I had our lab do a test for heat transfer for a simple scenario. It is heat transfer from a top(outside) surface of a horizontal plate. The temperature of the ambient is around 23 C and temperature measured at 2 thermo couple points on the top surface of part is 165 C for a heat source of 15 watts on the inside of the horizontal flat plate. The other side of the horizontal plate has a thick insulation to make sure heat flow only towards the top surface of the part.

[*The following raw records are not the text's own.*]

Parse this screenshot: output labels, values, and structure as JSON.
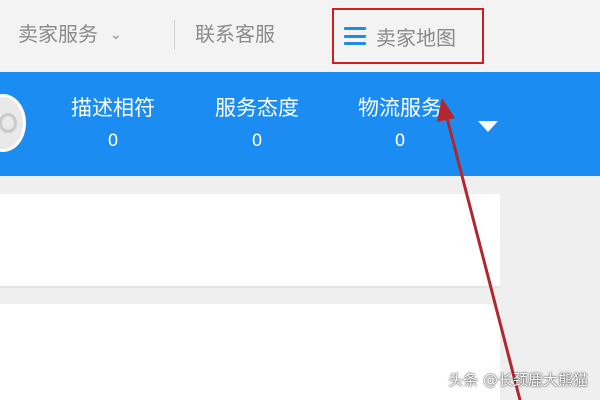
{
  "top_nav": {
    "seller_service": "卖家服务",
    "contact_service": "联系客服",
    "seller_map": "卖家地图"
  },
  "rating_bar": {
    "items": [
      {
        "label": "描述相符",
        "value": "0"
      },
      {
        "label": "服务态度",
        "value": "0"
      },
      {
        "label": "物流服务",
        "value": "0"
      }
    ]
  },
  "colors": {
    "accent_blue": "#1b8df2",
    "highlight_red": "#d11d1d",
    "arrow_red": "#b3262e"
  },
  "icons": {
    "seller_map": "menu-icon",
    "seller_service": "chevron-down-icon",
    "rating_toggle": "triangle-down-icon"
  },
  "watermark": "头条 @长颈鹿大熊猫"
}
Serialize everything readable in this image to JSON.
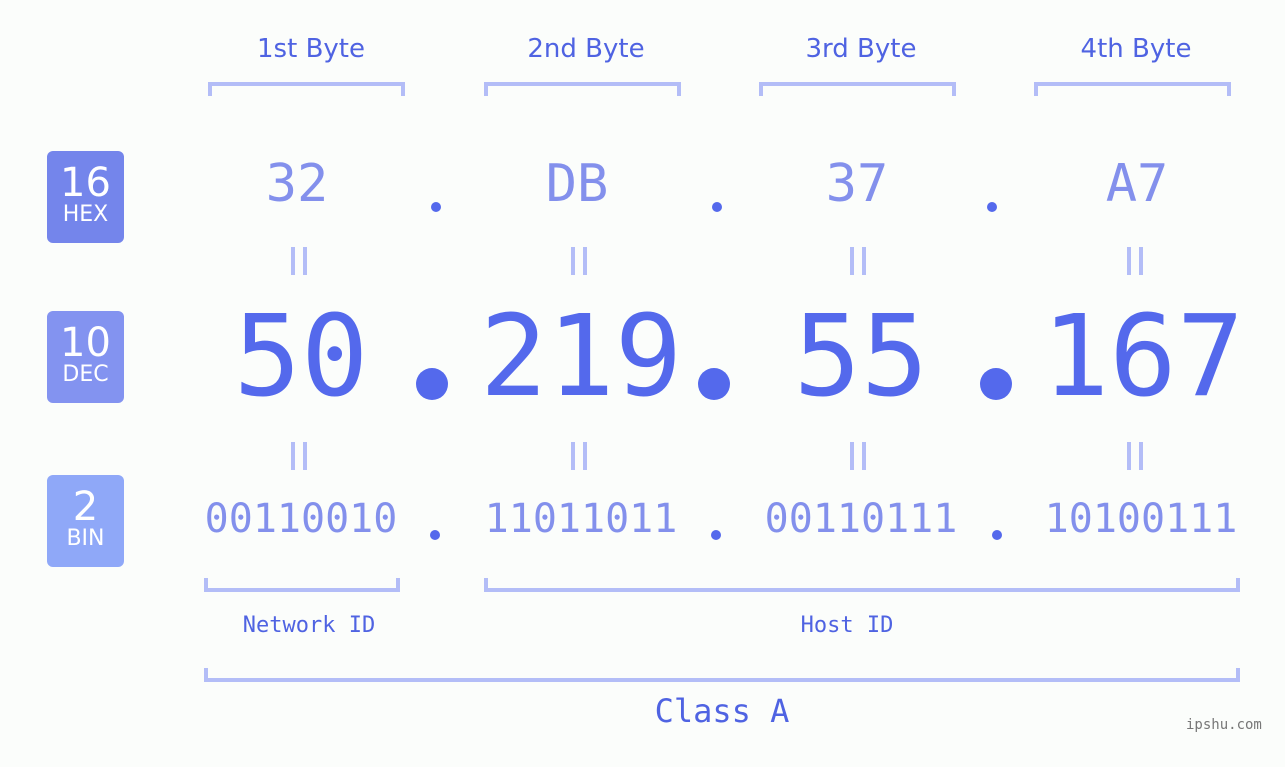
{
  "bytes": [
    {
      "label": "1st Byte",
      "hex": "32",
      "dec": "50",
      "bin": "00110010"
    },
    {
      "label": "2nd Byte",
      "hex": "DB",
      "dec": "219",
      "bin": "11011011"
    },
    {
      "label": "3rd Byte",
      "hex": "37",
      "dec": "55",
      "bin": "00110111"
    },
    {
      "label": "4th Byte",
      "hex": "A7",
      "dec": "167",
      "bin": "10100111"
    }
  ],
  "bases": {
    "hex": {
      "num": "16",
      "label": "HEX",
      "color": "#7485eb"
    },
    "dec": {
      "num": "10",
      "label": "DEC",
      "color": "#8393f0"
    },
    "bin": {
      "num": "2",
      "label": "BIN",
      "color": "#8fa8f8"
    }
  },
  "separator": ".",
  "equals": "=",
  "network_id_label": "Network ID",
  "host_id_label": "Host ID",
  "class_label": "Class A",
  "watermark": "ipshu.com",
  "colors": {
    "primary": "#5469ec",
    "light": "#8390ec",
    "bracket": "#b3bdf7",
    "background": "#fbfdfb"
  }
}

I have used analytical equation from standard literature for a horizonatl plate with HT from the top surface to find out the heat transfer due to convection for this configuration for the above parameters and I got a h_conv=13.1 W/m2 and heat transfed_convection=8.5 Watts by using Newton’s law of cooling.
The heat transfer because of radiation is 0.75W/m2 as the emissivity of polished aluminum is 0.1.
The sum of heat transfers because of convection and radiation(8.5+0.75) does not even come close to the input in the test=15 Watts.
I am trying to unsderatnd the what could hav lead to this devaition?
Is it because, I am computing the heat transfer_covection using an average film coefficient of convection value but not localized one?
Can you please comment and share your thoughts?

Thanks
Sridhar

 

[IRstuff]

How big is the plate?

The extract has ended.